DISTINCT won't help you if the rows have any columns that are different. Obviously, one of the tables you are joining to has multiple rows for a single row in another table. To get one row back, you have to eliminate the other multiple rows in the table you are joining to.
The easiest way to do this is to enhance your where clause or JOIN restriction to only join to the single record you would like. Usually this requires determining a rule which will always select the 'correct' entry from the other table.
Let us assume you have a simple problem such as this:
Person: Jane
Pets: Cat, Dog
If you create a simple join here, you would receive two records for Jane:
Jane|Cat
Jane|Dog
This is completely correct if the point of your view is to list all of the combinations of people and pets. However, if your view was instead supposed to list people with pets, or list people and display one of their pets, you hit the problem you have now.

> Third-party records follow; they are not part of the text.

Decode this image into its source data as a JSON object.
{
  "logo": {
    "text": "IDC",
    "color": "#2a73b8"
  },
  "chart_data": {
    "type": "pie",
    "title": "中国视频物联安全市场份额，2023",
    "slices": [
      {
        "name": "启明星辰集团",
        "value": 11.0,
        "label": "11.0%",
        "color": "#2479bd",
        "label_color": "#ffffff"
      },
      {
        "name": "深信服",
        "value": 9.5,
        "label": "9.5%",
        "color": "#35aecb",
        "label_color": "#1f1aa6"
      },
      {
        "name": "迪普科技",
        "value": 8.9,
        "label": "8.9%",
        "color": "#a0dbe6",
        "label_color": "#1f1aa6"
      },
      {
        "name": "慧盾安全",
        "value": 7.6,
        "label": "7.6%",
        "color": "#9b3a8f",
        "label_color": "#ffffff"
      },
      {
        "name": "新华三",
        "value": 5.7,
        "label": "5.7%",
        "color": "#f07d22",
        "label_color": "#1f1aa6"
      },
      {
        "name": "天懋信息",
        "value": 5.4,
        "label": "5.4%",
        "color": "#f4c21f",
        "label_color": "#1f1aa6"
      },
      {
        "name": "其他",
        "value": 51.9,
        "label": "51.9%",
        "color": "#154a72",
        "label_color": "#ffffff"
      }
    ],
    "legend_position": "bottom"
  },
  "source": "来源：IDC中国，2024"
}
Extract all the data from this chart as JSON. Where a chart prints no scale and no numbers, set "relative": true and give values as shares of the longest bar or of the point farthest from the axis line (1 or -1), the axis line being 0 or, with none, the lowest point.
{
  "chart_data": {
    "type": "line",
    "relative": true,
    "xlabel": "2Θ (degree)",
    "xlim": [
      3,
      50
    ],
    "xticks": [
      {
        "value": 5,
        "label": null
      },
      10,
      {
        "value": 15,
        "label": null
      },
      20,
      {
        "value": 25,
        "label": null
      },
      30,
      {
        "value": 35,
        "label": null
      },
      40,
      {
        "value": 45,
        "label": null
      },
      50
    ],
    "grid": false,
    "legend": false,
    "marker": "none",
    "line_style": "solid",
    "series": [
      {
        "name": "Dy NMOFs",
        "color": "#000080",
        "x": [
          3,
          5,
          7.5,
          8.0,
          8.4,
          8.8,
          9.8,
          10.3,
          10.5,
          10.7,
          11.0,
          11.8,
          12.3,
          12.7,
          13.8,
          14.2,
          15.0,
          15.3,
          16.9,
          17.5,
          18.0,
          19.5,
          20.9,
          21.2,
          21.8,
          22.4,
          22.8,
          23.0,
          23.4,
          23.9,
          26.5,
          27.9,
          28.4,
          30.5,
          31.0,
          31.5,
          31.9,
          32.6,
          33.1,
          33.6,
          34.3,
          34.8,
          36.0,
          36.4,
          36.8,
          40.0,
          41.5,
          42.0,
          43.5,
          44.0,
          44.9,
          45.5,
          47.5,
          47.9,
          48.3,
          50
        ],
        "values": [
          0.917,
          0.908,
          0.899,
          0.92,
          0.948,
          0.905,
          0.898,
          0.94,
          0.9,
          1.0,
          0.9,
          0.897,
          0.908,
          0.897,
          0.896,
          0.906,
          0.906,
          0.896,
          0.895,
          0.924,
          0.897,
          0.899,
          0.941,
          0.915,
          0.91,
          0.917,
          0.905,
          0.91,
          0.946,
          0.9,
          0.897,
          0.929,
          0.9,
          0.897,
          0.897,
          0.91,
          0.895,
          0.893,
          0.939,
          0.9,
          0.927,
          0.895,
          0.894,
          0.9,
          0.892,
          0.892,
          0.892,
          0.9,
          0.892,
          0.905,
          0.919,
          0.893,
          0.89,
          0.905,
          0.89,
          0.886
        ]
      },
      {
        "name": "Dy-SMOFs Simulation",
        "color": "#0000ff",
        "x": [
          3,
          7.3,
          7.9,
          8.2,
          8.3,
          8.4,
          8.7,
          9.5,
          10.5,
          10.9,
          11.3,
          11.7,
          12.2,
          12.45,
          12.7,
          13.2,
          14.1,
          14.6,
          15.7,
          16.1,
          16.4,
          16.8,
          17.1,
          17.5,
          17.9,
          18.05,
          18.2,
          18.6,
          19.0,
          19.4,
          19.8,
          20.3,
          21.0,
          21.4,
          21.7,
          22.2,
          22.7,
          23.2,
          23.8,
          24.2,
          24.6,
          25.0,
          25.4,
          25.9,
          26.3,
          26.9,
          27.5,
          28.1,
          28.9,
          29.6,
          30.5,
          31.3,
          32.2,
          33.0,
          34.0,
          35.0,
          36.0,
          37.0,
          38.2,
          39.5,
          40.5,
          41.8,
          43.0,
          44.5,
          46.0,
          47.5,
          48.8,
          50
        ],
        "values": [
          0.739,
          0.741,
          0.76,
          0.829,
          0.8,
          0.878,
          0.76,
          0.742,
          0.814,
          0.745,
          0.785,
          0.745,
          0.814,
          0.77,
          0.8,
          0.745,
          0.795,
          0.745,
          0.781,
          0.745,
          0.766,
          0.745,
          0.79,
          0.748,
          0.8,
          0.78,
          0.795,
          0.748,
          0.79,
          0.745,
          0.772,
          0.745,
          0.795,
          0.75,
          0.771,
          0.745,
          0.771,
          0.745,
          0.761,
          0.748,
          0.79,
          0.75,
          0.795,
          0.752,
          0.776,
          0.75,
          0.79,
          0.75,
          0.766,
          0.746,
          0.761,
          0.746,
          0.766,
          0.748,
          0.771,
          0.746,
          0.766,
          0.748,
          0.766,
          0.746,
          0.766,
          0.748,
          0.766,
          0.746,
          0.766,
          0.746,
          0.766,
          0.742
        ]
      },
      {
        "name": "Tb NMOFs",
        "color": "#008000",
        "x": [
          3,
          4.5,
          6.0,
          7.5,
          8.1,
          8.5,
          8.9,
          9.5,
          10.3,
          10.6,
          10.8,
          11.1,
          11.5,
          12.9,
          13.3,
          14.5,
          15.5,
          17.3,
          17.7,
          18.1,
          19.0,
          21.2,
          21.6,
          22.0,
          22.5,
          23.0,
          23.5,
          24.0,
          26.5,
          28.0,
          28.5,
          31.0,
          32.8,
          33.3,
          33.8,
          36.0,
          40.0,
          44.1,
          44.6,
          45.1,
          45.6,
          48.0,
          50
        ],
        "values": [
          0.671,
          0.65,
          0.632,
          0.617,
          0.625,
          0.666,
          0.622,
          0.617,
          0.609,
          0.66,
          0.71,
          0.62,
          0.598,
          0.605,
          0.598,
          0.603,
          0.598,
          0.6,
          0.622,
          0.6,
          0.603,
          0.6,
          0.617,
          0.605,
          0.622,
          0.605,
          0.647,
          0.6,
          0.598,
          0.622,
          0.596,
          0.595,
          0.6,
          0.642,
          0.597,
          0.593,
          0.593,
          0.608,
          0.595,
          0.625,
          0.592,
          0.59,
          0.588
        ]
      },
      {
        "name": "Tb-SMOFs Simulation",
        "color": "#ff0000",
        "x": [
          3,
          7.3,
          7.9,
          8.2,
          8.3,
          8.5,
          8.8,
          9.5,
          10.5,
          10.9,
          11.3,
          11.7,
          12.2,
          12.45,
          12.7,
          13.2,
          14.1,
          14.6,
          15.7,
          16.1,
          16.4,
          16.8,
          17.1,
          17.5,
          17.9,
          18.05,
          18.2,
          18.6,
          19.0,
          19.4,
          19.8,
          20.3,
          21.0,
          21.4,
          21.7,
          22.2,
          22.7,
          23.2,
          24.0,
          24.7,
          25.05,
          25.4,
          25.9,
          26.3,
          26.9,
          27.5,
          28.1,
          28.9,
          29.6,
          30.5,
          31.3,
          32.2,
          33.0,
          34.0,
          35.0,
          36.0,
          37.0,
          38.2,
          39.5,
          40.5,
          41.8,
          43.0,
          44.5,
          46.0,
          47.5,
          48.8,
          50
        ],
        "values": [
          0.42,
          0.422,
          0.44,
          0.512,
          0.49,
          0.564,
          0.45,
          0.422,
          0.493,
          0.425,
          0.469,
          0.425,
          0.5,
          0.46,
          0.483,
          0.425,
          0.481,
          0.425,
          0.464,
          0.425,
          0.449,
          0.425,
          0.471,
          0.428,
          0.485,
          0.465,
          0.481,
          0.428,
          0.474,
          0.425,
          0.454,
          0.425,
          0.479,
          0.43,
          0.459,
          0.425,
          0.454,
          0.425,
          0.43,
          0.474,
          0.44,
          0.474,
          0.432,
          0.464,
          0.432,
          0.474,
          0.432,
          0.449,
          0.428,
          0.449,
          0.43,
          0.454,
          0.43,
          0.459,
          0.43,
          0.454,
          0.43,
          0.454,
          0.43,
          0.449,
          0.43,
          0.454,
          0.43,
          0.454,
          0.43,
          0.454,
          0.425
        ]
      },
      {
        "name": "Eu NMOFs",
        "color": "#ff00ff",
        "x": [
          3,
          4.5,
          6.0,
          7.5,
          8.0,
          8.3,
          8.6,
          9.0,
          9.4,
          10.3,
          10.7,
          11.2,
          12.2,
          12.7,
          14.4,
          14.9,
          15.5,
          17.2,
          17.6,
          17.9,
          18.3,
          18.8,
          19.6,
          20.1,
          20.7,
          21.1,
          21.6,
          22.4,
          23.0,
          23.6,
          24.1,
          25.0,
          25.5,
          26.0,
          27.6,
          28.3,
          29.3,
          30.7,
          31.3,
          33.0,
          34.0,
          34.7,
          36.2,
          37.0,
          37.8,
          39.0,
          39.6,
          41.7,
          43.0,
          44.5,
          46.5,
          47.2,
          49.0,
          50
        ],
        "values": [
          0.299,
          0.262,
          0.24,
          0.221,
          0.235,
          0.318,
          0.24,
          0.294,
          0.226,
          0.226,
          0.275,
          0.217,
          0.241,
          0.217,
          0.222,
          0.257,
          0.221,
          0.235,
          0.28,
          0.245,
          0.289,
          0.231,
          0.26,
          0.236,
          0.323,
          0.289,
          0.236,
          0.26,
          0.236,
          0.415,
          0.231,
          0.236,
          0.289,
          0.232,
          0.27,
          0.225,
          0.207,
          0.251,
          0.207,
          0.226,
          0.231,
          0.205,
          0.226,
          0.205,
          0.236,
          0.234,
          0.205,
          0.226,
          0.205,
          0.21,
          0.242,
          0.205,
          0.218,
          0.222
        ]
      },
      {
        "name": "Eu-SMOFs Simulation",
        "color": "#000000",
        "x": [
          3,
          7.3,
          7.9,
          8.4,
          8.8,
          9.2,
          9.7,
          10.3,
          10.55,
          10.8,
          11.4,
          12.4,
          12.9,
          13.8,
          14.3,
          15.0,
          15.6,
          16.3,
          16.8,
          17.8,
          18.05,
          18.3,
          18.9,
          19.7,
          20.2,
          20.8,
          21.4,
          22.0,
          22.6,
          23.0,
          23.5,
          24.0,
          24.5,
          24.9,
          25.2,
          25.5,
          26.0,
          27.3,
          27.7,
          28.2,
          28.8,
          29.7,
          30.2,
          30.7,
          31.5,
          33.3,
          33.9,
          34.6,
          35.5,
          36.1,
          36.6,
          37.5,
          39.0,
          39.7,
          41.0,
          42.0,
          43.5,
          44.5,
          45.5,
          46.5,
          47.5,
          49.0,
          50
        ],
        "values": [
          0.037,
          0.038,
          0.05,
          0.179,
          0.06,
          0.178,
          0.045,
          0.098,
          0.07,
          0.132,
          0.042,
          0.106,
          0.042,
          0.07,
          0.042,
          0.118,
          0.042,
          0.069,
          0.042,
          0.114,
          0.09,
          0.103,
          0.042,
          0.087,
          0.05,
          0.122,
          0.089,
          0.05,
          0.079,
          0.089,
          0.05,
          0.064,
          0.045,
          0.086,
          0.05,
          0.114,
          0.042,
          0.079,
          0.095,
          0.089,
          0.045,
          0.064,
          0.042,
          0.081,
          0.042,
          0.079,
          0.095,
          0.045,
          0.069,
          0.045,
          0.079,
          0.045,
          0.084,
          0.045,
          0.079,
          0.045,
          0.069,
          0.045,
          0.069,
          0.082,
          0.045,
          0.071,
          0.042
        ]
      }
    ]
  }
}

For this, you need a rule.
SELECT Person.Name, Pets.Name
FROM Person
LEFT JOIN Pets pets1 ON pets1.PersonID = Person.ID
WHERE 0 = (SELECT COUNT(pets2.ID)
FROM Pets pets2
WHERE pets2.PersonID = pets1.PersonID
AND pets2.ID < pets1.ID);
What this does is apply a rule to restrict the Pets record in the join to to the Pet with the lowest ID (first in the Pets table). The WHERE clause essentially says "where there are no pets belonging to the same person with a lower ID value).
This would yield a one record result:
Jane|Cat
The rule you'll need to apply to your view will depend on the data in the columns you have, and which of the 'multiple' records should be displayed in the column. However, that will wind up hiding some data, which may not be what you want. For example, the above rule hides the fact that Jane has a Dog. It makes it appear as if Jane only has a Cat, when this is not correct.
You may need to rethink the contents of your view, and what you are trying to accomplish with your view, if you are starting to filter out valid data.
So you added a left outer join that is matching two rows? OFFICE_MIS.TABLE_CODE is not unique in that table I presume? you need to restrict that join to only grab one row. It depends on which row you are looking for, but you can do something like this...
LEFT OUTER JOIN OFFICE_MIS ON
OFFICE_MIS.ID = /* whatever the primary key is? */
(select top 1 om2.ID
from OFFICE_MIS om2
where CLIENT.REFERRAL_OFFICE = om2.TABLE_CODE
order by om2.ID /* change the order to fit your needs */)
If the secondd row has one different value than it is not really duplicate and should be included.
Instead of using DISTINCT, you could use a GROUP BY.
Group by all the fields that you want to be returned as unique values.
Use MIN/MAX/AVG or any other function to give you one result for fields that could return multiple values.
Example:
SELECT Office.Field1, Client.Field1, MIN(Office.Field1), MIN(Client.Field2)
FROM YourQuery
GROUP BY Office.Field1, Client.Field1
You could try using Distinct Top 1 but as Hunter pointed out, if there is if even one column is different then it should either be included or if you don't care about or need the column you should probably remove it. Any other suggestions would probably require more specific info.
EDIT: When using Distinct Top 1 you need to have an appropriate group by statement. You would really be using the Top 1 part. The Distinct is in there because if there is a tie for Top 1 you'll get an error without having some way to avoid a tie. The two most common ways I've seen are adding Distinct to Top 1 or you could add a column to the query that is unique so that sql would have a way to choose which record to pick in what would otherwise be a tie.